Sorun “tanımayı istemek veya istememek” değildir ki!
Sorun, kesinlikle tanınmayacağı gerçeğidir!
Hatta sorun, Türkiye’nin olası bir tanınma durumuna kesinlikle karşı duracağıdır!
-*-*-
Ayrılıkçılık, kabul edilebilir bir durum değildir ve olamaz!
Türkiye’de olduğu gibi, İngiltere’de, Belçika’da, Balkan ülkelerinde, Yunanistan’da, Romanya’da, Bulgaristan’da, Sudan’da, Bangladeş’te, İspanya’da “etnik temele dayalı ayrılık talepleri” söz konusudur…
-*-*-
Etnik ayrılıkçılık, Dünyanın hemen hemen tüm devletlerinde söz konusu olabilir… Dünyada neredeyse tüm devletler, çok etnikli olup, bu durum olası çatışmaların zemini anlamına gelir…
-*-*-
Etnik temele dayalı ayrı bir devlet kurmak hiç mi mümkün değil?
Ne münasebet!
Kıbrıs’ta Rum halkı ile Türk halkı oturup anlaşıp ayrılabilir tabii ki…
Peki bunun mümkün olabileceğine inanan var mı?
Rum halkı, “alın ulan ülkenin yüzde 35’i ve o yüzde 35’in neredeyse bizim etnik vatandaşlarımıza ait yüzde 85’i sizin olsun, dilediğiniz devleti de kurun” der mi?
-*-*-
Kıbrıs’ta, eşit egemen iki ayrı devletli çözüm imkansızdır!
Peki Türkiye neden bunu desteklermiş gibi yapıyor?
Çünkü işine öyle geliyor!
Mevcut Ersin Tatar siyaseti de bunu besliyor!
-*-*-
Haliyle “Gambiya’da kapıda karşılandı, aile fotoğrafında yer aldı, şununla gülüştü, bununla el sıkıştı” abartmalarının da sebebi, sürdürülen “ayrılıkçı ve çözüm düşmanı siyasete” destek vermekten başka bir şey değildir!
-*-*-
Kıbrıs’ta karşılıklı kabul edilebilir; evet iki bölgeli, iki toplumlu, iki toplumun siyasi eşitliğine dayalı, tek uluslararası kimliği olan “adını koymasak da olur” bir çözümden başka çözüm yoktur!
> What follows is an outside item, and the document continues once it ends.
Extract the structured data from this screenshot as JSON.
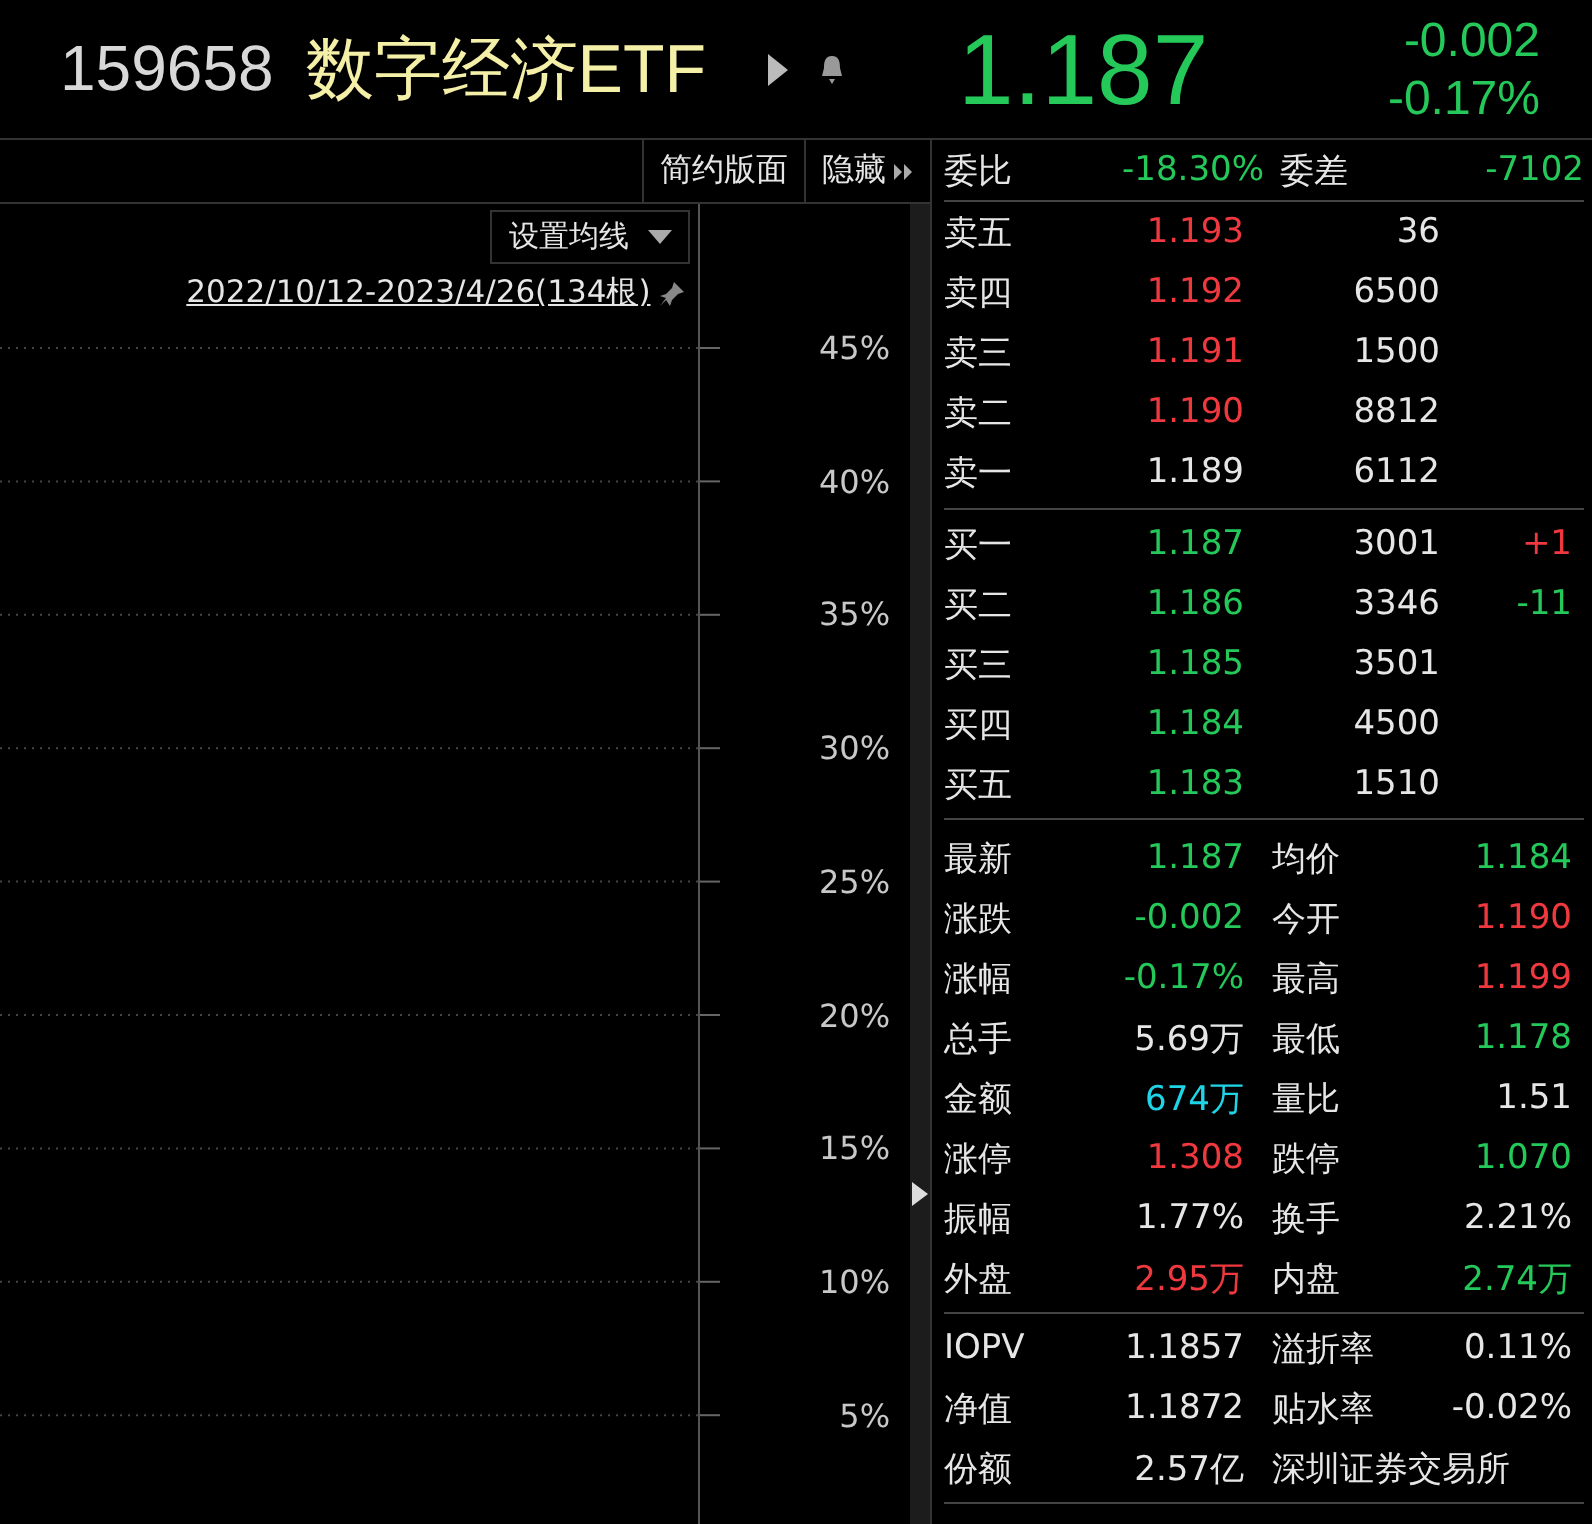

“Federal çözüm” çok ağrınıza gidiyorsa, değiştirin, ama “ayrı ve bağımsız, egemen ve eşit devlet” hayalinin sadece çözüm düşmanlığı olduğunu lütfen anlayın!
-*-*-
Bin kez yazdım; on bin kez daha yazarım, usanmadan!
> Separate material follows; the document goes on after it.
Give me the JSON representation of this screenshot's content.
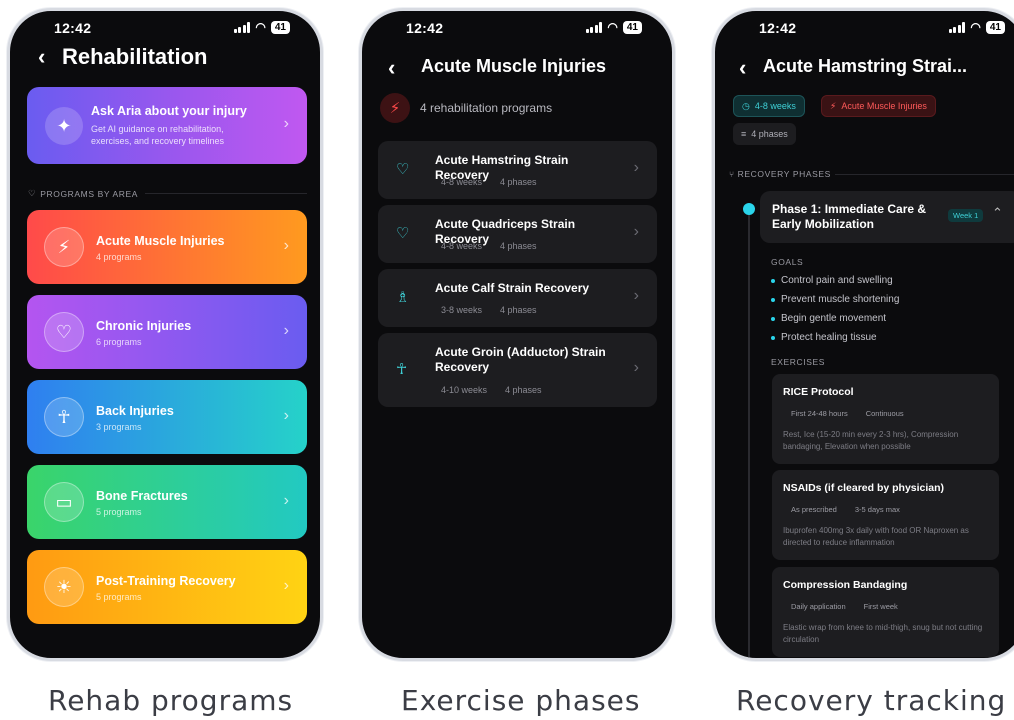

Kıbrıs’ta ayrı ve bağımsız bir Türk devletine ilk karşı çıkacak olan devlet, Türkiye Cumhuriyeti Devleti’dir!
-*-*-
Sen değil Misak-ı Milli sınırları içerisinde, Suriye veya Irak topraklarında dahi beş Kürt’ün bir araya gelip, yüzlerini de Türkiye’ye dönerek halay çekmesini bile savaş sebebi sayacaksın; sonra Kıbrıs’ta Türk etnik temelinde ayrı ve bağımsız devlet kuracaksın!
-*-*-
Neymiş?
Tatar, kapıda karşılanmış!
Aile fotoğrafında da yer almış!
Başka?
Avustralya’ya da gidecekmiş!
Bizim yeğenlere selam söylesin!
Ahbabım bedavaya geziyor!
Kafa aynı kafa!
Başpiskopos Georgios, Cumartesi günkü Paskalya mesajında, “Türkiye diyalog arayışında değil. Kabul edilemez pozisyonlarını bizim tarafımıza empoze etmeye çalışıyor” dedi…
Cyprus Mail’in haberine göre, Başpiskoposun mesajı tüm kiliselerde okundu.
-*-*-
Papazların başı, “Milli onurumuzu savunmak, ülkemizin özgürlüğünü yeniden kazanmak görevimizdir” ifadesini de kullandı!
-*-*-
Başpiskopos, “Türkiye'nin Kıbrıs'ı işgalinin 50’nci yıl dönümünün hüzünlü bir yıl dönümü” olduğunu söyledi…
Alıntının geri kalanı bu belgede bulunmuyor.